Reniflant et toujours désorientée, elle demanda :

— C’est vous ? … C’est vous qui avez posé les vêtements ?

 Souriant, l’homme acquiesça d’un signe de tête.

— Je n’aurais jamais pensé vous voir sortir de là un jour. Cela fait tellement longtemps que l’on vous attend…

— Que… Que l’on m’attend ? Qui ça ?

 Se grattant la tête, Glenn la considéra un instant.

— Il vaudrait mieux que je vous explique tout cela plus tard. Nous devons partir. D’autres, aux intentions moins louables, seront attirés par la lumière de l’Arbre et vont venir vous chercher. Il est temps d’y aller.

 Son ton était sans équivoque et, en ayant assez de vivre des péripéties, elle accepta de lui faire confiance sans en demander plus pour le moment. La tension de Glenn était palpable. Après l’avoir aidée à se relever, le vieil homme récupéra sa lanterne.
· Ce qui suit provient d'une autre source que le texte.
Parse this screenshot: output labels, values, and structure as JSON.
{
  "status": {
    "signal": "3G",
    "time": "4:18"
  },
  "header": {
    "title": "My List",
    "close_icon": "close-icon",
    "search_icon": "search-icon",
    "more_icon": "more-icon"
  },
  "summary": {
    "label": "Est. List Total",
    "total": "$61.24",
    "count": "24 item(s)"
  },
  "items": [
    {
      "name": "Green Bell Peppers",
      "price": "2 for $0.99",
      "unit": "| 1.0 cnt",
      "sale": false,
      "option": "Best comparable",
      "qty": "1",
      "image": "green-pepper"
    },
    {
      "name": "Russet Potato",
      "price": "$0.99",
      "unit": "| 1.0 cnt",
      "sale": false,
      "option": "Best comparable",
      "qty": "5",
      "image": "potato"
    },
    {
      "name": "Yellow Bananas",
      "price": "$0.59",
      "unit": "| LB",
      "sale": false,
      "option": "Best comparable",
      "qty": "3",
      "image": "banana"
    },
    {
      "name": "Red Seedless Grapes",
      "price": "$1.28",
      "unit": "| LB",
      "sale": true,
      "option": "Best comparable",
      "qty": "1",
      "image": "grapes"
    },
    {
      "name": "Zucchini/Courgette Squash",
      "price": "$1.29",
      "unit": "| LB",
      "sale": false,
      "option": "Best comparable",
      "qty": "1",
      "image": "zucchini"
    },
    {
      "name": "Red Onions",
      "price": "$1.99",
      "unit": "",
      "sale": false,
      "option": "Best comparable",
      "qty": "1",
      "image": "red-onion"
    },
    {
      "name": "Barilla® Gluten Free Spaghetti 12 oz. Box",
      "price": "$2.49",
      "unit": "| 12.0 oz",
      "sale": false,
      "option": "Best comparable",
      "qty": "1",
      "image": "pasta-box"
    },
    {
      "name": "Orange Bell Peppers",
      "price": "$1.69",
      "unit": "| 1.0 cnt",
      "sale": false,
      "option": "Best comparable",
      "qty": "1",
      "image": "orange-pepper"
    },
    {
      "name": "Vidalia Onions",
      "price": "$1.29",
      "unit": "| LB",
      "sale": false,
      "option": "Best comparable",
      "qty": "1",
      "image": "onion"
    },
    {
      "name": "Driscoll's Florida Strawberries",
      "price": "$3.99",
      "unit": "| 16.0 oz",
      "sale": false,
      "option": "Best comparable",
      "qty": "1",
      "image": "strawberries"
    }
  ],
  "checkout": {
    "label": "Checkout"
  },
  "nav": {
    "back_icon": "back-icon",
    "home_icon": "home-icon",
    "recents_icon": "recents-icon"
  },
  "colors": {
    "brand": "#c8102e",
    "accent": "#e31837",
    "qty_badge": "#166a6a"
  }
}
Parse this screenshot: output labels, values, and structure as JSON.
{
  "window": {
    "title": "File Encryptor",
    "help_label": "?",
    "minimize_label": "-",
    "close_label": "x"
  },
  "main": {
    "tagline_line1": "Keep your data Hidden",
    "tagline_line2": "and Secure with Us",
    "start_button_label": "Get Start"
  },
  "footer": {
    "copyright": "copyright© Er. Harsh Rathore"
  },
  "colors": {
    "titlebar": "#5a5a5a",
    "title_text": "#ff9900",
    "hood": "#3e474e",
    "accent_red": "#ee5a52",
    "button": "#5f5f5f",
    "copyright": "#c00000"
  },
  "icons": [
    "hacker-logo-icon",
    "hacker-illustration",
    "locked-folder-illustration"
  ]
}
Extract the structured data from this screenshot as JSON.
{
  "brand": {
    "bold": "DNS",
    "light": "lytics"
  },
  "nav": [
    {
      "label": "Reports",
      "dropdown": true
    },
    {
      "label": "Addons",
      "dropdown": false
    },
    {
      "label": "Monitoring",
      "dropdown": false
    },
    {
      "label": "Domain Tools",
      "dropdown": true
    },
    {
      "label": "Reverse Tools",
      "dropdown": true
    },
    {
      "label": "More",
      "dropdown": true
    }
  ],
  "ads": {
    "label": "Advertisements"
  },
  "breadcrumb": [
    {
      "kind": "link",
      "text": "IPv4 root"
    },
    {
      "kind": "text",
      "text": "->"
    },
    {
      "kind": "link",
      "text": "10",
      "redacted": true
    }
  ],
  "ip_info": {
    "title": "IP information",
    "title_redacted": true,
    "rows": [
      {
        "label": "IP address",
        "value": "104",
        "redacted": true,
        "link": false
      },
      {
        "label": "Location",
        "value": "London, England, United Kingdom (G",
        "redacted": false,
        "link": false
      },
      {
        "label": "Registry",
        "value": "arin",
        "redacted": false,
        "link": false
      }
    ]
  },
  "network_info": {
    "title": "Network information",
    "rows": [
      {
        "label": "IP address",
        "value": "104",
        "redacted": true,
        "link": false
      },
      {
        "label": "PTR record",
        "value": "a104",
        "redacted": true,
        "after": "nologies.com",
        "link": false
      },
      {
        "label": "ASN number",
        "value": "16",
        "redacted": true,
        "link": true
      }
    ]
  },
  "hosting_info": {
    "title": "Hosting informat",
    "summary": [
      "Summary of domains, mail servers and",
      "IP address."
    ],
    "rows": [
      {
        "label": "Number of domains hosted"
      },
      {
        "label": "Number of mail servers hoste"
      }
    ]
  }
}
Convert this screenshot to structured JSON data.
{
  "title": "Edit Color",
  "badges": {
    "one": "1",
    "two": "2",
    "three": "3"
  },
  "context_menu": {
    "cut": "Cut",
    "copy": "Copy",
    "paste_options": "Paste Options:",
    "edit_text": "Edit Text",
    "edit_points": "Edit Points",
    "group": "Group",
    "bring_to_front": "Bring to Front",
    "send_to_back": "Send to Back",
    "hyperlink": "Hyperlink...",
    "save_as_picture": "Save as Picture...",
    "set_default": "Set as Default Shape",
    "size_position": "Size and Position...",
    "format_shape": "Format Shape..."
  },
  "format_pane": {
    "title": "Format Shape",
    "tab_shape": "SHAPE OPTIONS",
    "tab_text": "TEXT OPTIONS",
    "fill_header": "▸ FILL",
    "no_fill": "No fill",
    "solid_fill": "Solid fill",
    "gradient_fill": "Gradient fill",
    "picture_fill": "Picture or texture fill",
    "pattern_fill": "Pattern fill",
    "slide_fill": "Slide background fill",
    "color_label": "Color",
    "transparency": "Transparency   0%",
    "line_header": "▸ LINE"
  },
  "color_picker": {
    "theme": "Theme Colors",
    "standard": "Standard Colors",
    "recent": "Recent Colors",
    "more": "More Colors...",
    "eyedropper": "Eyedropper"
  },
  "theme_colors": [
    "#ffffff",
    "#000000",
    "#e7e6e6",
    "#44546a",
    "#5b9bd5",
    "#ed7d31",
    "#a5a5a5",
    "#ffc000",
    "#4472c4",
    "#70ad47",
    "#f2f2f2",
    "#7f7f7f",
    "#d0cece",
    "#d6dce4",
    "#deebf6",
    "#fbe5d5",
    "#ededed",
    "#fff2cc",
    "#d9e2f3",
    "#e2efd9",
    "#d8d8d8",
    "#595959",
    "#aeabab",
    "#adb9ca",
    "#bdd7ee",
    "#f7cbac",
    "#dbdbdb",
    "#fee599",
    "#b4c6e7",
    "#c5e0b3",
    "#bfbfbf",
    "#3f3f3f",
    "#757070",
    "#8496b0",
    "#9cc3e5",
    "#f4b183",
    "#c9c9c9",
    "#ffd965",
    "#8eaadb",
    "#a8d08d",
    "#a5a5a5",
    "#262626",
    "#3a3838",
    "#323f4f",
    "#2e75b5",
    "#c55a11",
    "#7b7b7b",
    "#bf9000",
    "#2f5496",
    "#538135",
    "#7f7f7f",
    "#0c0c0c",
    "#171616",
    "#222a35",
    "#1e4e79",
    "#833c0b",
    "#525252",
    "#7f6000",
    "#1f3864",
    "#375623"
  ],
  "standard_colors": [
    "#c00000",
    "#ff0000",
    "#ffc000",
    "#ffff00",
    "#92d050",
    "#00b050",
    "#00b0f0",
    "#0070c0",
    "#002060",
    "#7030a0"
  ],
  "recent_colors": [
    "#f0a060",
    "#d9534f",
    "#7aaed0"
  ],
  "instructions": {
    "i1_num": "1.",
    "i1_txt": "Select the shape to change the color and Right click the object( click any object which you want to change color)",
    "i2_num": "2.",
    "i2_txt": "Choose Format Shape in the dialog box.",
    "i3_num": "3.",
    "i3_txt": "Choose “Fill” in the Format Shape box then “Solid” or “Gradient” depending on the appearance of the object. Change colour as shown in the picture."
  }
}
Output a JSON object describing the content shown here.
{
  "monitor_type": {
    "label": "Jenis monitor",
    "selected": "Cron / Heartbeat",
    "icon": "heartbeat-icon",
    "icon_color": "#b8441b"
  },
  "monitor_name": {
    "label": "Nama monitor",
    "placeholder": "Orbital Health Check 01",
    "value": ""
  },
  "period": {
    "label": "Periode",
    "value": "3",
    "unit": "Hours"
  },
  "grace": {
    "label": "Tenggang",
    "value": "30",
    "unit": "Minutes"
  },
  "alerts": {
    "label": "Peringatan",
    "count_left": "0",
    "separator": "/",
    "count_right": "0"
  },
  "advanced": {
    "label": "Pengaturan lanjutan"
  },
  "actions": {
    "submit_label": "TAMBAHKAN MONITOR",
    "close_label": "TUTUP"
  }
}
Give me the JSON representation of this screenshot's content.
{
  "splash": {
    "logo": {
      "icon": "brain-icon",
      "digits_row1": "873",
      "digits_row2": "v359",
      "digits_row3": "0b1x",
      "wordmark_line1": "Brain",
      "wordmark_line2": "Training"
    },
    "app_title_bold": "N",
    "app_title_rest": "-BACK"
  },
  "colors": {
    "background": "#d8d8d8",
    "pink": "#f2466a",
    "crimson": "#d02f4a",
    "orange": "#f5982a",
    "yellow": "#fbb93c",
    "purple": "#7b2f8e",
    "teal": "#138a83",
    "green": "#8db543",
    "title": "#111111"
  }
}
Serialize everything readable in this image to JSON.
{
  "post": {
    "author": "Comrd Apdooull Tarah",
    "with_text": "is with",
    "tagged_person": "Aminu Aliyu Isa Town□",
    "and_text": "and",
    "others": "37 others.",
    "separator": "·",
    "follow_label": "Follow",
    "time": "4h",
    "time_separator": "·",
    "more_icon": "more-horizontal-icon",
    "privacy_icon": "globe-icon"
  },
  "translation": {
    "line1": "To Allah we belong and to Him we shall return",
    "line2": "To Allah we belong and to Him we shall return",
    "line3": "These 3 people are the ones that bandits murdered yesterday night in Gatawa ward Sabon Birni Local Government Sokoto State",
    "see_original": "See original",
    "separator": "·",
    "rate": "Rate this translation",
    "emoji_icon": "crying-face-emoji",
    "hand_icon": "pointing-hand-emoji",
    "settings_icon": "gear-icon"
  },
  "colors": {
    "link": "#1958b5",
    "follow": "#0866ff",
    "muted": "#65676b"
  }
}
Elle arqua les sourcils d'étonnement en la voyant car ce n’étaient pas des flammes qui brillaient à l’intérieur mais de gros insectes phosphorescents. Squiro, le petit écureuil roux, s’empressa de lui grimper sur l’épaule et se colla contre sa joue – la douceur de sa fourrure la rassura un peu – et ils partirent en silence, ignorant la fatigue, claudiquant à petit rythme.